Cost of search endpoint (Number of tokens in your query)

I read the following QA link pape

However, I couldn`t understand the counting method of tokens about search endpoints.

Total tokens = Number of tokens in all of your documents
+ (Number of documents + 1) * 14
+ (Number of documents + 1) * Number of tokens in your query

I would like to input the data of conversation into OpenAI API
In the data of conversation, each statements are separated.

In this case, does the above “Number of tokens in your query” variable mean the number of total tokens of all statements on our dataset ?

Or does that mean the number of tokens of each statements on our dataset ?

For example, there are 10000 statements, and the average number of tokens of each statement is 100. and there is the only one documents.

If the first is true, I think Total tokens is
Total tokens = (10000×100 + 2×14 + 2×10000×100)

If the second is true, I think the usage cost is very high.
I think Total tokens = 100 ×(10000×100+ 2×14+2×100).

Which is true?
Or is both false?

Weird, haven’t seen much on their search service. Why wouldn’t you just create embedding vectors from the documents and search that way? If you use their embedding engine (latest is text-embedding-ada-002) you would only pay once for what you embed. But you would pay for your own compute and database to retrieve the closest search results.


Unfortunately the search endpoint is depreciated. So the pricing doesn’t apply


sorry, I must explain the purpose for which I would use search endpoint.

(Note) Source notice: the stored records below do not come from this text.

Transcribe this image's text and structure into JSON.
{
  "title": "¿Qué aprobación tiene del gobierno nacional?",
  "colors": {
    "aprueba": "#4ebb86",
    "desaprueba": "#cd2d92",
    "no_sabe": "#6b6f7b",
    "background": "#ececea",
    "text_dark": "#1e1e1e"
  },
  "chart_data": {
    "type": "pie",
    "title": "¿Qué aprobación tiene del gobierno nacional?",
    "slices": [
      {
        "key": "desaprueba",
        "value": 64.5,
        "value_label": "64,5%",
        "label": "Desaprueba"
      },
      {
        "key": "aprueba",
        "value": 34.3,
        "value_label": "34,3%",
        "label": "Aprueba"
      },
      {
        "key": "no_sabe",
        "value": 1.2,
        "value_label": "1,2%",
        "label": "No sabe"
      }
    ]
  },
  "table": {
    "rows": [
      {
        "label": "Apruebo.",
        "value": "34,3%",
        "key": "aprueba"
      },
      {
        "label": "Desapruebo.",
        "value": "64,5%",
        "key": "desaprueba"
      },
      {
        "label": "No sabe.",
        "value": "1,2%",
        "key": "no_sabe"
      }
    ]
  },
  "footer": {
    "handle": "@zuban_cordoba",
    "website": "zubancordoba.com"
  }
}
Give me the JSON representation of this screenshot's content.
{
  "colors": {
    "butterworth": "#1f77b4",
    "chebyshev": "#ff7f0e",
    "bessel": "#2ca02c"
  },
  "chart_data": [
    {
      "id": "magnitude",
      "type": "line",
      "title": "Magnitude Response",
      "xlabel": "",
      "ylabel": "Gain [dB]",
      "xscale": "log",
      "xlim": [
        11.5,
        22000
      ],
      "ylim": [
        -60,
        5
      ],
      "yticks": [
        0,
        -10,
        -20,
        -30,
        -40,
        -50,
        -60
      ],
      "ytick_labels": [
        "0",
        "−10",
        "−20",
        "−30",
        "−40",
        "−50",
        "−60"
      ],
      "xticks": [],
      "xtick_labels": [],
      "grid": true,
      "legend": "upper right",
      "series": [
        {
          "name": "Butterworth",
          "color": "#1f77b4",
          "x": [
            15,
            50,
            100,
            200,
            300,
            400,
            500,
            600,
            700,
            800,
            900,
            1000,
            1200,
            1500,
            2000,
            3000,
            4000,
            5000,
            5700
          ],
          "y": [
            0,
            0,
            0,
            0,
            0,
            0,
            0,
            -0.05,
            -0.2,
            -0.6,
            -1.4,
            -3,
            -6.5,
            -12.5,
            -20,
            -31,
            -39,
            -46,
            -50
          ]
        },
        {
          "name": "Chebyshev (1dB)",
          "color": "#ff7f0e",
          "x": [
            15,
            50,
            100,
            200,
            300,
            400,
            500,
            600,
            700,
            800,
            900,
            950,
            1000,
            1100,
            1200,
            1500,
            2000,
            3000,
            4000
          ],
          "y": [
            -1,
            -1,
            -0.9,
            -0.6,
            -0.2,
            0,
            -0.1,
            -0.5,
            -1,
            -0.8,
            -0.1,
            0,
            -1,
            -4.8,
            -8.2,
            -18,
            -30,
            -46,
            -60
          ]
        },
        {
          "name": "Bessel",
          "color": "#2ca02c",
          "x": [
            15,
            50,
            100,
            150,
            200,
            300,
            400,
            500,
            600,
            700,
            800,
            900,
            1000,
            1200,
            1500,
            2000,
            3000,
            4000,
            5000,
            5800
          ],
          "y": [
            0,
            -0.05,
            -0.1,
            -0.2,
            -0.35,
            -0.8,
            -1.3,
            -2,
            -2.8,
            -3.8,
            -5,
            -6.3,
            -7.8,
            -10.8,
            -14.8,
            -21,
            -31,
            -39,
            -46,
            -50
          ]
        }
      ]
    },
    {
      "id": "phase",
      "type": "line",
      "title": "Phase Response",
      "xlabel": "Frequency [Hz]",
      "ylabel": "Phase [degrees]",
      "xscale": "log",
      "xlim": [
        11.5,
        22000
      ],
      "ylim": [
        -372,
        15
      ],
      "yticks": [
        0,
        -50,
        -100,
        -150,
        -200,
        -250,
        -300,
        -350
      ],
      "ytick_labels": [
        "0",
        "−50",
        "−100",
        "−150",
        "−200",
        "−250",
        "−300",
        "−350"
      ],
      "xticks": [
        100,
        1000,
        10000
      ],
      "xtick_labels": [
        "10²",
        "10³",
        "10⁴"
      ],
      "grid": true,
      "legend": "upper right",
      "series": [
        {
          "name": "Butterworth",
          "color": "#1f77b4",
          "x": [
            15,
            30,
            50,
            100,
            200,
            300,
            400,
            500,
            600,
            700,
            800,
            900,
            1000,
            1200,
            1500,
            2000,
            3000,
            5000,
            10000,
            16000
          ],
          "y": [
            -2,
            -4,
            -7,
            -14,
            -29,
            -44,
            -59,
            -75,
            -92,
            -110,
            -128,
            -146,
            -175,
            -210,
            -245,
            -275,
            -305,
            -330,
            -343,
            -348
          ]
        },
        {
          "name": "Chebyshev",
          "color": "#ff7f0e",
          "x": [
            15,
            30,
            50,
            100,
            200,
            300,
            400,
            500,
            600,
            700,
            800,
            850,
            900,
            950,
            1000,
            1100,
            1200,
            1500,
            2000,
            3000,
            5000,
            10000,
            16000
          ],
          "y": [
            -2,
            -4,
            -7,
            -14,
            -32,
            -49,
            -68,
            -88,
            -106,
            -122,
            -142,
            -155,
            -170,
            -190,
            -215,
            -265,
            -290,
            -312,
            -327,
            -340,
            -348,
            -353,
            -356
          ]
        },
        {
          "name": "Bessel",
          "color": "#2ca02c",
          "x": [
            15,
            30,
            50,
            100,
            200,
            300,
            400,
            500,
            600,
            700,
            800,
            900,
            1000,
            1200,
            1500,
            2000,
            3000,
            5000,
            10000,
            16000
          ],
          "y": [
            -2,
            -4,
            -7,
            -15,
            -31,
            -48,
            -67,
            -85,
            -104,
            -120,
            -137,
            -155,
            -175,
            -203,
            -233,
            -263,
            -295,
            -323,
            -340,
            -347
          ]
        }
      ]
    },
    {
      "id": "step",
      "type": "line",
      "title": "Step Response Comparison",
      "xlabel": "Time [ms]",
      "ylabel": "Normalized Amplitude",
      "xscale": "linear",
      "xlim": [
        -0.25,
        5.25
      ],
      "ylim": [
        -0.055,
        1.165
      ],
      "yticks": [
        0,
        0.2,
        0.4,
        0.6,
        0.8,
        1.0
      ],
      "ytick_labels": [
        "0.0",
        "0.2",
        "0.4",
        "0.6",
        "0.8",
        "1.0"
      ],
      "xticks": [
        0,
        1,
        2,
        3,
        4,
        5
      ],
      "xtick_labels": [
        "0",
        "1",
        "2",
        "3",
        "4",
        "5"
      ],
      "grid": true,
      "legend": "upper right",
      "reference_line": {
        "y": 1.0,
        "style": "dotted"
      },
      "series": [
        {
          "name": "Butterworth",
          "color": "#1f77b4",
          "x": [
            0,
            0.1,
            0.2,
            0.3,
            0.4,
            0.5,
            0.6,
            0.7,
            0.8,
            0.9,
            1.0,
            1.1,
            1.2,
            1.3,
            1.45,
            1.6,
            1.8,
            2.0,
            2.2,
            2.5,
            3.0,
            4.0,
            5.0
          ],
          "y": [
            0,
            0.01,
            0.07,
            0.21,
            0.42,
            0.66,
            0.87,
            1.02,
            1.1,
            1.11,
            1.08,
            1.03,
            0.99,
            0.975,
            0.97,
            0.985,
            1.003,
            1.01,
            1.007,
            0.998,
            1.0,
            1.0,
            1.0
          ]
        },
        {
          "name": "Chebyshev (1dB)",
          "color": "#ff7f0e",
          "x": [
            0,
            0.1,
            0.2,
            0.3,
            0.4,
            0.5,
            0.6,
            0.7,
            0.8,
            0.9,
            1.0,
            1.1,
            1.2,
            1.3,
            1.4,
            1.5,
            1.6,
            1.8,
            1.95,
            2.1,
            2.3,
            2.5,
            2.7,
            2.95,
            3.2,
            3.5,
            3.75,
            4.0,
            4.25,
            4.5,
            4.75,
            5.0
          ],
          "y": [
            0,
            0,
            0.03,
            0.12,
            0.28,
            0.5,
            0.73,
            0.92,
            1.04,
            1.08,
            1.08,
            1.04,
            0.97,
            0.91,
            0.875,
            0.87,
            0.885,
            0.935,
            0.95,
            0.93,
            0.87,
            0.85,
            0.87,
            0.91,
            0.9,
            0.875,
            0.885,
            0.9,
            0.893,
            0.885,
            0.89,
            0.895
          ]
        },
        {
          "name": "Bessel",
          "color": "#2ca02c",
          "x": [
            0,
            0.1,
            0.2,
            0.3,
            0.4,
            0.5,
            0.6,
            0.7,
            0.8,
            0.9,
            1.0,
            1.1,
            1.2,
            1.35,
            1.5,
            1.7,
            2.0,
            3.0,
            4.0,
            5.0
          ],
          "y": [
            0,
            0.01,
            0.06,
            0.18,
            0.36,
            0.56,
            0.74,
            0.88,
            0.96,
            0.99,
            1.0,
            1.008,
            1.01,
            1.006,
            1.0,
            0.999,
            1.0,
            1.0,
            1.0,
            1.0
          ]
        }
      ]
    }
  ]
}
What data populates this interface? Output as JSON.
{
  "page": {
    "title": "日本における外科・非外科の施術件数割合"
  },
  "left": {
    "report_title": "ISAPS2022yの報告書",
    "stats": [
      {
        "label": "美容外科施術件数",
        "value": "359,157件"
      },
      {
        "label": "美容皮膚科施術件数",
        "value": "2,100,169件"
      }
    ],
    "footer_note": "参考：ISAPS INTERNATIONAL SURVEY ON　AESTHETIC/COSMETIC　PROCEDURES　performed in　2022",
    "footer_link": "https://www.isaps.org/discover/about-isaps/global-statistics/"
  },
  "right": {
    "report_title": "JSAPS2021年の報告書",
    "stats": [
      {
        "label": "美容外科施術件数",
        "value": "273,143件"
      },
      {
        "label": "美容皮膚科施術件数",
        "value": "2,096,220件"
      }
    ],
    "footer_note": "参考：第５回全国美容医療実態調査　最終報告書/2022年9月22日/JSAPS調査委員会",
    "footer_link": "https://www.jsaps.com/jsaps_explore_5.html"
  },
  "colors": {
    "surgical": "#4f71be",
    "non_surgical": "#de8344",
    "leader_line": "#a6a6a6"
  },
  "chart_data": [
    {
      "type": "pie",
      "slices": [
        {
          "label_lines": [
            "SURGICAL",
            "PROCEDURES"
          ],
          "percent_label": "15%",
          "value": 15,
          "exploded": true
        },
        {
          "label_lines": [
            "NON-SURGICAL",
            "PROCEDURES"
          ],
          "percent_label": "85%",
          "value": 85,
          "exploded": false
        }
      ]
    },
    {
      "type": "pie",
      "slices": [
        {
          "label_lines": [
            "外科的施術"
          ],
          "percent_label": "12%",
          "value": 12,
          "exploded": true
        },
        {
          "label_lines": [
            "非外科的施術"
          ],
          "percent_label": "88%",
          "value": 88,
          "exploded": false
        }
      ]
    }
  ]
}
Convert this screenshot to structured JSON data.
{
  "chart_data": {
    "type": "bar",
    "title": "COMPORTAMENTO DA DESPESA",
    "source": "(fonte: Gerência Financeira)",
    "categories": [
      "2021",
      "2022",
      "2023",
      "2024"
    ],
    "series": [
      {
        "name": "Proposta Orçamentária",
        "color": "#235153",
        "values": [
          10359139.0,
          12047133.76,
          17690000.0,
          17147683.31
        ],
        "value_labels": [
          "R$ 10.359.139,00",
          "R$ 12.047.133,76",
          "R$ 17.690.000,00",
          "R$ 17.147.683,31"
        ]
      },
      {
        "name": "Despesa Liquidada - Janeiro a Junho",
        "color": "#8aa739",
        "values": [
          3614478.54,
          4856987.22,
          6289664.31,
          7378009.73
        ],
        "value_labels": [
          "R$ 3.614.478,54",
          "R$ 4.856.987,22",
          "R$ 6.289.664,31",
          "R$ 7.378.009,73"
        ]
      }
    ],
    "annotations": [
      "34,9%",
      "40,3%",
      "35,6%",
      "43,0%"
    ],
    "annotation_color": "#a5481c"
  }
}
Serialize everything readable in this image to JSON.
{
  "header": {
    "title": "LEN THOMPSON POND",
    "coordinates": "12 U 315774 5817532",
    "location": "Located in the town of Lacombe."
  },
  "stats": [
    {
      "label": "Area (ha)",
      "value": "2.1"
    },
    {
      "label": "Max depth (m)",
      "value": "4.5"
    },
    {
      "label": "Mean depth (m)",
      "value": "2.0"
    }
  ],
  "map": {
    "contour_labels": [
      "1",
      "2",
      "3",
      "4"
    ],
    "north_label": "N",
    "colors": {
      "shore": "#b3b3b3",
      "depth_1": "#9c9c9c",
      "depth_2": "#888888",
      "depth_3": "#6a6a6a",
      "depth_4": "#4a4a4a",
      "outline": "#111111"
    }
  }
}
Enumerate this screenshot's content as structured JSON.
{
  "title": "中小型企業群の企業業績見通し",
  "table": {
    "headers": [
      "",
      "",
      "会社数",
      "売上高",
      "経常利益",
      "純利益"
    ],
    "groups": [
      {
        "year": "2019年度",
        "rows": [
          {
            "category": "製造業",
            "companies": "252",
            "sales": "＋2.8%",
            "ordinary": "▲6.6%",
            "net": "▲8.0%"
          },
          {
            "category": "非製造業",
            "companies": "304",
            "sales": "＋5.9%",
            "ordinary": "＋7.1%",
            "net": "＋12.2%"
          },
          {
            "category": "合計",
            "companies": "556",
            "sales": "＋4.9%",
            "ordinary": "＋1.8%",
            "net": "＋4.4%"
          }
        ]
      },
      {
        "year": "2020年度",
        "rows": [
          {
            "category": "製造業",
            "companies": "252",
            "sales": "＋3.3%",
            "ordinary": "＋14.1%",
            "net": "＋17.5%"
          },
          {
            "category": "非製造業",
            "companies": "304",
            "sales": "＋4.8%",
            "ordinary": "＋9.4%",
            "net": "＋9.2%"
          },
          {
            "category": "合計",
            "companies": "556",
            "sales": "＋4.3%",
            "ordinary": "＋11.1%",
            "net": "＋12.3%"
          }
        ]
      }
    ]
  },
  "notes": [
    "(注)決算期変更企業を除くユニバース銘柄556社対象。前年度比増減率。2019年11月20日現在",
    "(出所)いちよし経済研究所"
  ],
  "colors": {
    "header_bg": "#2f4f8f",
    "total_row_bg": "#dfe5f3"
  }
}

I would like to classify the statements, so I`ll use for Classifications.
on classfication pricing QA in this link,

Internally this endpoint makes calls to the search and completions endpoints

So, I recoginized I must pay both search and completions endpoints for classifications.

Oh, thank you. I found “depreciated” on the following link

but, why do they mention about search endpoints on classification pricing QA in the following link?

I dont know so much about embedding engine. So, Ill study about it. thank you

1 Like

In the given formula for counting tokens, the variable “Number of tokens in your query” refers to the number of tokens in the search query that the user inputs. It does not refer to the number of tokens in the documents or statements in the dataset.

Therefore, in your example, if a user enters a query with, let’s say, 10 tokens, the total tokens would be calculated as follows:

Total tokens = (10000 * 100) + ((1+1) * 14) + ((1+1) * 10)
= 1,000,014 tokens

So, the answer is neither 1 nor 2. The correct answer depends on the number of tokens in the user’s search query.

The embedding is a different price to the completion. Take the number of tokens for embedding and divide by 1000 and then multiply by the embedding rate for ada002

That is the fixed cost of training

To make a query:

Take the tokens for the users query and divide by 1000 and then multiply by the embedding rate for ada 002 to get the cost to derive a vector you can use for searching (A)

Then add together the tokens for the snippets you find using semantic search (to use as a context) and the tokens for the actual question (including the extra text where you might say “referring to the following context, answer the question below.”)

Divide that total by 1000 and multiply by the davinci003 rate to get the cost of asking the question. (B)

When you get the answer or completion back, divide the tokens used by the completion part by 1000 and multiply by the Davinci rate to get the cost of your answer. (C)

Add A B and C. This is the cost of the query (give or take a couple of tokens)

The cost will depend on the question asked and the length of the contexts you use in the final query

1 Like

Thank you, AlexDeM, and raymonddavey.

I understood tokens and cost calculation of each endpoint.
Thanks to you, I could check to see if my cost calculations were correct.